In the past, organizations have relied too heavily on management consultants, which have ultimately failed to produce actionable strategies.

Knowing the Difference Between Complicated and Complex Challenges

Consultants, it should be said, are not fundamentally ineffective. In fact, relying on these specialists can contribute to the success of organizations both big and small.
Be that as it may, management consultants shouldn’t be depended upon wholesale.
Knowing when to rely on management consultants and when to seek out alternatives is a crucially important distinction to make. Indeed, this distinction stems from the difference between complicated and complex challenges, and can make or break an organization’s ability to effectively solve problems.
At its root, a complicated challenge is a solvable challenge; the path from setback to solution is linear. A complex challenge, on the other hand, doesn’t present an obvious solution; the route to resolution is roundabout and littered with roadblocks.
Complicated challenges, like implementing a new human resource management system, are ideal for consultants. Their specific knowledge and skill sets make them well suited for these straightforward tasks with clear solutions. Unfortunately, complex challenges, such as post-merger integration, transformation, improving the customer experience, and responsible cost-cutting, cannot be solved by standard or readily available solutions. The latter should be as distinctive as the problems themselves, which is where a capability like Syntegration comes in to play.

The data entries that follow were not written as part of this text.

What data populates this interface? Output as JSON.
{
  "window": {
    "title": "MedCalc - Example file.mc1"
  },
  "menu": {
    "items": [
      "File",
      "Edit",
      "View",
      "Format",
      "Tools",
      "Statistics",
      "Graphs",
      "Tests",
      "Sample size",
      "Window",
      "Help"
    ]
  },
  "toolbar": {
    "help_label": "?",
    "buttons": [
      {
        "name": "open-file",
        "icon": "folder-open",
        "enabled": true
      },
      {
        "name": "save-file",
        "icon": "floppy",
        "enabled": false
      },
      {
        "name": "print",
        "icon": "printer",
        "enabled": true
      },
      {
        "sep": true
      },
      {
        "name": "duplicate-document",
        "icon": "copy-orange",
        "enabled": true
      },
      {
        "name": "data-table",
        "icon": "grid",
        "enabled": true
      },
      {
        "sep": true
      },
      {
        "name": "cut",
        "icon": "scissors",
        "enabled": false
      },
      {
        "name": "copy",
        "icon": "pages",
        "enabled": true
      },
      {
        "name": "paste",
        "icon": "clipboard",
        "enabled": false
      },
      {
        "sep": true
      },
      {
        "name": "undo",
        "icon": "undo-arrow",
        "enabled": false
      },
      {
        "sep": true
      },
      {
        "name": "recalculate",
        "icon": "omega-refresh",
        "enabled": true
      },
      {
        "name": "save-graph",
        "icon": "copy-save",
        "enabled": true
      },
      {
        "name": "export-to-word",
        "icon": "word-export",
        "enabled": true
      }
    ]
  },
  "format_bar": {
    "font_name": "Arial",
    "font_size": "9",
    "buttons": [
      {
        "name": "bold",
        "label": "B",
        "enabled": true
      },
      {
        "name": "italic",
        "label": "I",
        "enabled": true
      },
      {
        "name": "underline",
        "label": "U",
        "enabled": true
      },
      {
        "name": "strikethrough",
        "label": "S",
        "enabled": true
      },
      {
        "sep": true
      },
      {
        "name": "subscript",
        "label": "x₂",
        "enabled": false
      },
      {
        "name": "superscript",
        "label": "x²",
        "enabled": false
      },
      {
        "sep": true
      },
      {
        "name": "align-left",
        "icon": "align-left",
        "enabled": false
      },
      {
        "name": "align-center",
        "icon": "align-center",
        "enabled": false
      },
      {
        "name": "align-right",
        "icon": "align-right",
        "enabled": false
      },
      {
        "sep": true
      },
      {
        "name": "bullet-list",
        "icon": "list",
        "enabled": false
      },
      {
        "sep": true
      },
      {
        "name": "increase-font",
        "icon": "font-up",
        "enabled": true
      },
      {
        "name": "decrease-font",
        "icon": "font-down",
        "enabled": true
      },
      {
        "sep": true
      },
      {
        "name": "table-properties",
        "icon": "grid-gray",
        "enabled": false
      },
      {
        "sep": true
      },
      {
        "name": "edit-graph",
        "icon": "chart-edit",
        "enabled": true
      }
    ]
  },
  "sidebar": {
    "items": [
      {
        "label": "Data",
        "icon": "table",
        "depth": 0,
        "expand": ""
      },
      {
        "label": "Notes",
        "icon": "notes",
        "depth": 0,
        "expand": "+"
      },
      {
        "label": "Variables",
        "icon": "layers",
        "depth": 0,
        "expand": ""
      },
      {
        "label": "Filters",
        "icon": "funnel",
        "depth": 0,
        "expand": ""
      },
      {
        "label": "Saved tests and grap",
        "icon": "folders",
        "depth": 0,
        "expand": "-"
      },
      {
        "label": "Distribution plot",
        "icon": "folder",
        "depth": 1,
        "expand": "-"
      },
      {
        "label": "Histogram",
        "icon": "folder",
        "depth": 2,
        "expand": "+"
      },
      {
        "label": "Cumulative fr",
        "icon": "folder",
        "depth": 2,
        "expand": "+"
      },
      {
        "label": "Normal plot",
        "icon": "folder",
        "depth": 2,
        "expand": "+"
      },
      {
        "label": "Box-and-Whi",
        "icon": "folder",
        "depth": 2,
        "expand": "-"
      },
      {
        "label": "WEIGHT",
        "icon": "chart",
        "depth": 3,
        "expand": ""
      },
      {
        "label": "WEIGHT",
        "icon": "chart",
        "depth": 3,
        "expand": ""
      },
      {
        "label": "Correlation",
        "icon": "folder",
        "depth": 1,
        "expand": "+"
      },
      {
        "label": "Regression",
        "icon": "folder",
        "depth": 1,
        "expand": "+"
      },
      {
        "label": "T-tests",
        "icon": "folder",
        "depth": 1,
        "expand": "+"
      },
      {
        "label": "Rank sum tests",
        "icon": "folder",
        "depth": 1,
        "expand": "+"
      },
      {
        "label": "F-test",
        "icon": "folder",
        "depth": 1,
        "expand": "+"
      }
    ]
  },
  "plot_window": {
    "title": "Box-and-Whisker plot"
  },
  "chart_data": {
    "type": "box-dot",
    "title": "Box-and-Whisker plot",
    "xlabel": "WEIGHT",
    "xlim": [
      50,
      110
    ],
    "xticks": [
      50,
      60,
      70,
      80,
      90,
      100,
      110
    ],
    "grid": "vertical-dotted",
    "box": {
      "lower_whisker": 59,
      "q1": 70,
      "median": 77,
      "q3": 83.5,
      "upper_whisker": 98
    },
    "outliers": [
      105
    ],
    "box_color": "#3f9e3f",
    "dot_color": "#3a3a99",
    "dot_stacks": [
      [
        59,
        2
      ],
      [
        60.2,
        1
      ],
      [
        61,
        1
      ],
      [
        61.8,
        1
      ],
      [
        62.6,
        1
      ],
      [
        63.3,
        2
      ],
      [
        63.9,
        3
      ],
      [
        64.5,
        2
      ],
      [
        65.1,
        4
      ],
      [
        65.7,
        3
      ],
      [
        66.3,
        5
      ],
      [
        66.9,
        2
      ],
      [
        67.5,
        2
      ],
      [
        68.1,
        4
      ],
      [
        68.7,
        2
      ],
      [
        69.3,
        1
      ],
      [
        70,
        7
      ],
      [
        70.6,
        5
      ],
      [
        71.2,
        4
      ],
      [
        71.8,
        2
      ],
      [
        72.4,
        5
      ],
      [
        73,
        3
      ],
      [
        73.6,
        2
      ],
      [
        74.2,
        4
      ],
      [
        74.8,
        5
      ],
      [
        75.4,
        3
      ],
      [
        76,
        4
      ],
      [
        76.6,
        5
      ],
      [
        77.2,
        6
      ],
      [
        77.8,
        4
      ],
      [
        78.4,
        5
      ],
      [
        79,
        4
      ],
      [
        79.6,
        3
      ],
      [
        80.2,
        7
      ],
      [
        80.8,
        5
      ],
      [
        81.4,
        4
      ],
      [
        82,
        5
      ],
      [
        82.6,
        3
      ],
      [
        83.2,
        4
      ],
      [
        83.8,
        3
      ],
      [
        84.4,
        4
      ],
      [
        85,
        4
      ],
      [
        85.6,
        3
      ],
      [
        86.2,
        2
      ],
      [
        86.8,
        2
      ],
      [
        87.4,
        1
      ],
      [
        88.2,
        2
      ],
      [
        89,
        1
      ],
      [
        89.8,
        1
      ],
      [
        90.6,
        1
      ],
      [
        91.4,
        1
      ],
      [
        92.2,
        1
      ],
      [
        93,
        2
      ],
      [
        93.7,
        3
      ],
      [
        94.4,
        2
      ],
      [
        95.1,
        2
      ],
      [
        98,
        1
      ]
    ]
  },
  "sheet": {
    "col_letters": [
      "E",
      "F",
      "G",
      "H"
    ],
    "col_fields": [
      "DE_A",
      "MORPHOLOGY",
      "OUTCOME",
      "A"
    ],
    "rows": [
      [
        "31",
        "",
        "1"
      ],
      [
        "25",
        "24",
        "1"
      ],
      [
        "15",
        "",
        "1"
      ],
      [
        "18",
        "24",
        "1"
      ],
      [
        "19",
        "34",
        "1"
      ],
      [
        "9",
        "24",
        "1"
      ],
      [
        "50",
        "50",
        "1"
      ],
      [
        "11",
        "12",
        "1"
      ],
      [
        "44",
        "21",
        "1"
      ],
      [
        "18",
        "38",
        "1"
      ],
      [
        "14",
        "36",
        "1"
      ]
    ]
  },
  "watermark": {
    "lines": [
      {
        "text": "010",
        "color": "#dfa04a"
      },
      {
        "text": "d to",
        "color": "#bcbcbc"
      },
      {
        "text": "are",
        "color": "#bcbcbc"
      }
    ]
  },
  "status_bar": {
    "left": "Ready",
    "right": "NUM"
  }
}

Many-to-Many Approaches and Reducing Spending on Consultants

So, how should organizations go about solving complex problems when they are being tasked with reducing spending on consultants?
Increasingly, companies are looking to many-to-many approaches, like Syntegration, to effectively and economically solve problems. As opposed to consultants, who frequently address complex challenges with pre-packaged solutions, or re-package what they’ve learned from previous engagements, Syntegration is innovative.
Much like a constellation, Syntegration brings together individuals with unique skill sets, and connects the dots between their various insights. The result? A bright solution for any number of opaque corporate challenges.
By bringing together all the right internal and external players—stakeholders, experts, influencers, and decision-makers—organizations are more likely to target the problem, consider it from every angle, and deliver a creative solution. More importantly, by involving in-house talent in the deliberations and allowing them to co-create solutions, you are ensuring quality buy-in.
It goes without saying that, in the event that internal talent is deemed insufficient, management consultants can be called upon to supplement this shortage, informing—not owning—the solution forming.
By using consultants selectively in the process of problem solving, organizations not only reduce their spending but also wildly improve execution rates, demonstrating that cutting costs doesn’t mean cutting corners.